B. You can sell your 1,000 shares and keep the remaining 2,000. Again, as performance improves, the price will eventually climb from RM6 to RM9. So, you have realized some gain into cash while retaining your capital holding.
C. The best situation is to hold, as there will be further bonus issues. Just like you see what happened to QL. Again, for illustration, imagine the company undertakes a 1 for 2 bonus issue every 3 years. If you keep the shares for 10 years, you will get 3 times bonus. So, the same 2,000 shares you started with will end up as 3,000, then 4,500, then 6,750. And if they consistently improve their performance and the share price continues to grow after the bonus, hypothetically, say they maintain at RM5.00, then the RM10,000 you invested, after 10 years, becomes RM33,750.00, and this is before the dividends you collect every year.

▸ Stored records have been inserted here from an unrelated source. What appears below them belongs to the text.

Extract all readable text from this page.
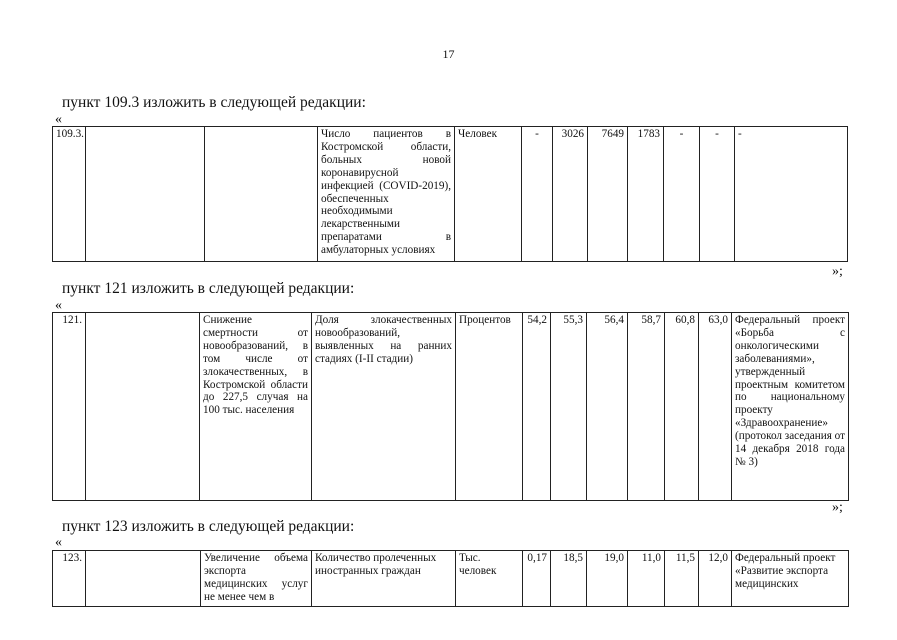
17
пункт 109.3 изложить в следующей редакции:
«
109.3.			Число пациентов в Костромской области, больных новой коронавирусной инфекцией (COVID-2019), обеспеченных необходимыми лекарственными препаратами в амбулаторных условиях	Человек	-	3026	7649	1783	-	-	-
»;
пункт 121 изложить в следующей редакции:
«
121.		Снижение смертности от новообразований, в том числе от злокачественных, в Костромской области до 227,5 случая на 100 тыс. населения	Доля злокачественных новообразований, выявленных на ранних стадиях (I-II стадии)	Процентов	54,2	55,3	56,4	58,7	60,8	63,0	Федеральный проект «Борьба с онкологическими заболеваниями», утвержденный проектным комитетом по национальному проекту «Здравоохранение» (протокол заседания от 14 декабря 2018 года № 3)
»;
пункт 123 изложить в следующей редакции:
«
123.		Увеличение объема экспорта медицинских услуг не менее чем в	Количество пролеченных иностранных граждан	Тыс. человек	0,17	18,5	19,0	11,0	11,5	12,0	Федеральный проект «Развитие экспорта медицинских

How do we know this is a company like QL?
Well, you need to read and understand the company, assess their business nature, read financial figures, look at their governance, and review their past performance. You need to have knowledge, and you need to apply the knowledge.
You need patience, not the sexy excitement of gambling in the stock market, and many do not have this.
In this investing journey, many will come and celebrate at your peak and say, “If I had known, I would have done that.” But no one will join in the journey when they believe it is a long and boring journey.
This is what about what we learn and what we teach in Professional Accountancy – but is more than that. It is not just the head, but the heart too. Knowledge is a kind of animal, while Application is another kind of animal altogether.